An accomplished baseball historian reminds us when a go-ahead Western city and an upstart league turned the country “base ball mad!”
Only 20 years after the Emancipation Proclamation, professional baseball had already been around long enough for corruption scandals to have almost killed it. To compete with the staid and stained National League, the newly formed American Association slashed ticket prices and offered beer sales and Sunday baseball to appeal to immigrants and the working class. These innovations, plus a rough-and-ready brand of ball, spiffy uniforms, and remodeled and well-regulated ballparks, all helped to set new attendance records and smooth baseball’s entry into the 20th century as America’s national pastime. Providence Journal deputy editorial pages editor Achorn (Fifty-Nine in ’84: Old Hoss Radbourn, Barehanded Baseball, and the Greatest Season a Pitcher Ever Had, 2010, etc.) tracks the hard-fought 1883 pennant race, focusing particularly on the St. Louis Browns—the first iteration of today’s Cardinals—and their mercurial, Steinbrenner-esque owner, Chris Von der Ahe.
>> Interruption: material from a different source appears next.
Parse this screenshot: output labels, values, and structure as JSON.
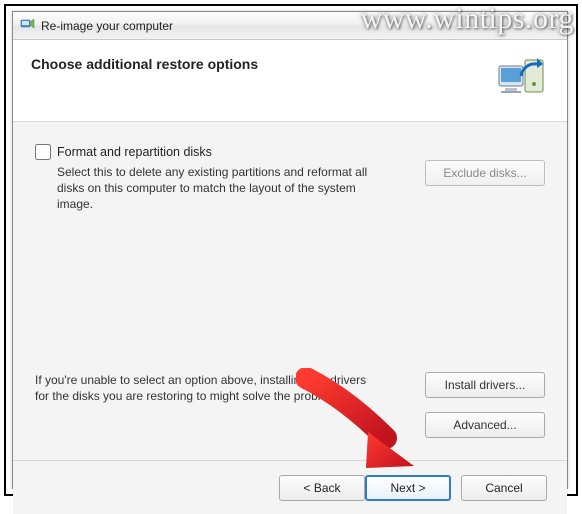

Among many colorful characters, the Browns featured the young Charlie Comiskey (who’d have his own brush with scandal as owner of the 1919 Black Sox), manager “Ted” Sullivan, who first used “fanatics” to describe the game’s passionate supporters, and Arlie Latham, whose swift base running led his language-challenged owner to exclaim that he could run “like a cantelope.” Achorn mixes in stories about other league standouts: the doughty pitcher for the eventual champion Philadelphia Athletics, Bobby Matthews; their minstrel performer turned owner, Lew Simmons; their Yale man, Jumping Jack Jones, whose unorthodox delivery baffled hitters; and Louisville’s Pete “the Prince of Bourbon” Browning, whose bespoke bat made apprentice woodworker Bud Hillerich wealthy. Scheming owners, rampant racism, hard-drinking players, beleaguered umpires, crazed spectators and lurking gamblers—all these were also part of the league and of Achorn’s unblinking but still admiring presentation.
A thoroughly enjoyable re-creation of the gusto, guts, glory and grime of the game’s early days.